Mount OJI, or O-J-I, is located in Baxter State Park in the U.S. state of Maine, with an elevation of 3419 feet (1042 m). The mountain is named after a rock face which once formed the letters O-J-I, but was mostly destroyed by the Great New England Hurricane of 1938. This is the last in a series of peaks connected to Mount Katahdin and proceeding west from the mountain. On its back side is a large unvisited spruce flat called the Klondike. The elevation of the Klondike is 2900 feet, and it is shaped like a triangle, with O-J-I at its southwestern vertex. Prior to the 1938 hurricane, the shapes of the landslides on O-J-I spelt out OJI. They have become more undistinguished since then.

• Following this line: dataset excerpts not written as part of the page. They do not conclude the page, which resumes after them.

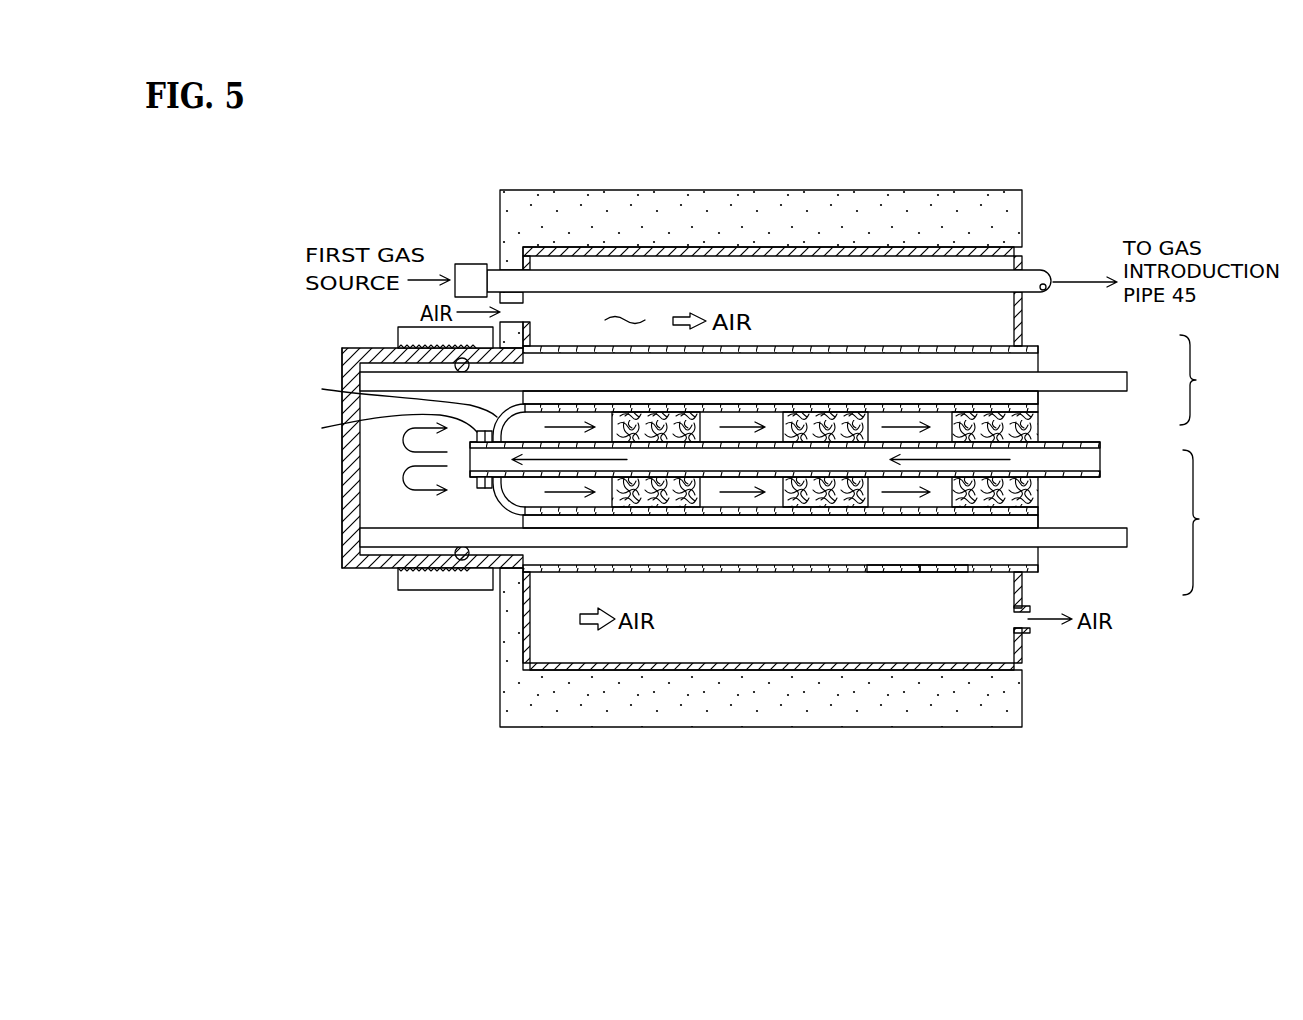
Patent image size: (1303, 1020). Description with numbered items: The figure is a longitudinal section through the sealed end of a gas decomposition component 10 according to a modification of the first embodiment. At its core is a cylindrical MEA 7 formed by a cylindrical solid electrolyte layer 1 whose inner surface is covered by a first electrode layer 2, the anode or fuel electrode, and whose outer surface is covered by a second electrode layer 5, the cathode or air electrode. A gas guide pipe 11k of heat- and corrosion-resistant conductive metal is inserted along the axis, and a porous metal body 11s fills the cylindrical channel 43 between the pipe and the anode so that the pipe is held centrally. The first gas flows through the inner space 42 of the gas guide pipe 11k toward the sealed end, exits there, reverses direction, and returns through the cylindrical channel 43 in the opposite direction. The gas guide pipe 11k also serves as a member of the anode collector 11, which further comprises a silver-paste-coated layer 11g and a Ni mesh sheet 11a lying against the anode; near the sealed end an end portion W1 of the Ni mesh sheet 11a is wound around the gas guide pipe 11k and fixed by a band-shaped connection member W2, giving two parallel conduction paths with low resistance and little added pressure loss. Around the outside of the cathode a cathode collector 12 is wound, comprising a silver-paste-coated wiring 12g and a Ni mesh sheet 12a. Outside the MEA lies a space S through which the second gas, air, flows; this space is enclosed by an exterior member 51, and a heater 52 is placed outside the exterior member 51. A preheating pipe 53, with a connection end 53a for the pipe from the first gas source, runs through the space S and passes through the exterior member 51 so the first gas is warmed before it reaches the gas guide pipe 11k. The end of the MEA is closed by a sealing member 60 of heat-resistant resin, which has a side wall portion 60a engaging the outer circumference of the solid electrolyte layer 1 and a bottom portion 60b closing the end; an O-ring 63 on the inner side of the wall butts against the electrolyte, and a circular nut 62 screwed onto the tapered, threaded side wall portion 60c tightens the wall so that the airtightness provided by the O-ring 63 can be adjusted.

The solid electrolyte layer 1 is at (1131, 381).
The first electrode layer (anode) 2 is at (1040, 396).
The second electrode layer (cathode) 5 is at (1040, 360).
The cylindrical MEA 7 is at (1199, 380).
The gas decomposition component 10 is at (1112, 338).
The anode collector 11 is at (1204, 522).
The gas guide pipe 11k is at (1100, 447).
The porous metal body 11s is at (1040, 490).
The Ni mesh sheet 11a is at (1040, 508).
The silver-paste-coated layer 11g is at (1015, 515).
The cathode collector 12 is at (968, 615).
The silver-paste-coated wiring 12g is at (920, 585).
The Ni mesh sheet 12a is at (947, 573).
The inner space 42 is at (778, 462).
The cylindrical channel 43 is at (707, 495).
The exterior member 51 is at (715, 249).
The heater 52 is at (770, 215).
The preheating pipe 53 is at (655, 268).
The connection end 53a is at (463, 262).
The sealing member 60 is at (347, 653).
The side wall portion 60a is at (363, 569).
The bottom portion 60b is at (340, 548).
The side wall portion 60c is at (415, 569).
The circular nut 62 is at (433, 581).
The O-ring 63 is at (470, 567).
The end portion W1 is at (396, 391).
The band-shaped connection member W2 is at (386, 425).
The space S is at (613, 321).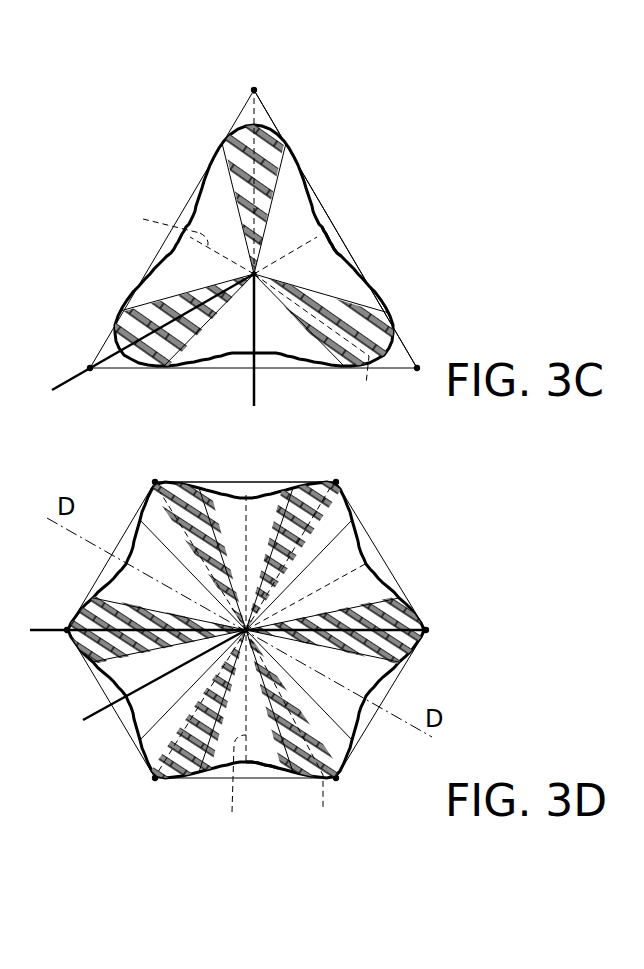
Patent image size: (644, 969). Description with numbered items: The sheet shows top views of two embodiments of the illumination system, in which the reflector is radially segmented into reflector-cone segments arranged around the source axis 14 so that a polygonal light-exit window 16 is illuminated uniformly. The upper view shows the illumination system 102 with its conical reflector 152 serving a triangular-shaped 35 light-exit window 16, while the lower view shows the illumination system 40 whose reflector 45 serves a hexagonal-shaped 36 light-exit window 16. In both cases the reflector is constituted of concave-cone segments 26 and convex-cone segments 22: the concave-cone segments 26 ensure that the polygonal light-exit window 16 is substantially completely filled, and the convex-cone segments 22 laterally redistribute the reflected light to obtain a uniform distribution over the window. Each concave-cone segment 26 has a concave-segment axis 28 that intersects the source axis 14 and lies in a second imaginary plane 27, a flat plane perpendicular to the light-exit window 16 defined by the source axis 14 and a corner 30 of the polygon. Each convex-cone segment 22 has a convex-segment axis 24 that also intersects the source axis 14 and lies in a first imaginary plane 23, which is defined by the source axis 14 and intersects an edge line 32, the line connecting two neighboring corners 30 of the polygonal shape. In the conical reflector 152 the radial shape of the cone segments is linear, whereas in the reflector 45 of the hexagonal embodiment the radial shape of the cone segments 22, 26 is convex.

In FIG. 3C, the source axis 14 is at (254, 277).
In FIG. 3D, the source axis 14 is at (248, 627).
In FIG. 3C, the light-exit window 16 is at (323, 210).
In FIG. 3D, the light-exit window 16 is at (262, 486).
In FIG. 3C, the convex-cone segment 22 is at (215, 203).
In FIG. 3D, the convex-cone segment 22 is at (270, 753).
In FIG. 3C, the first imaginary plane 23 is at (273, 340).
In FIG. 3D, the first imaginary plane 23 is at (93, 723).
In FIG. 3C, the convex-segment axis 24 is at (215, 182).
In FIG. 3D, the convex-segment axis 24 is at (262, 663).
In FIG. 3C, the concave-cone segment 26 is at (380, 316).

The principal trees are coniferous: white pine and some red pine, balsam fir, red spruce, jack pine and American yew. Deciduous trees include sugar maple, red maple and moose maple (the only nonoriental stripe-barked maple), paper birch and yellow birch, beech, aspens, bayberry, mountain-ash and black ash. Diapensia and several endemics, including sedges, rhodora and tiny willows are found in these mountains. Flowers include Cornus canadensis, Canadian lily and trillium. Wildlife includes deer, moose, bear, lynx, bobcat, raccoon, fishers, porcupine, brook trout and salmon, as well as birds such as gulls, herons, bitterns, terns, horned and barred owls, bald eagles, red-tailed hawks, Cooper's hawks, hawk owls, grouse and partridge, loons and various songbirds, like the Bicknell's thrush.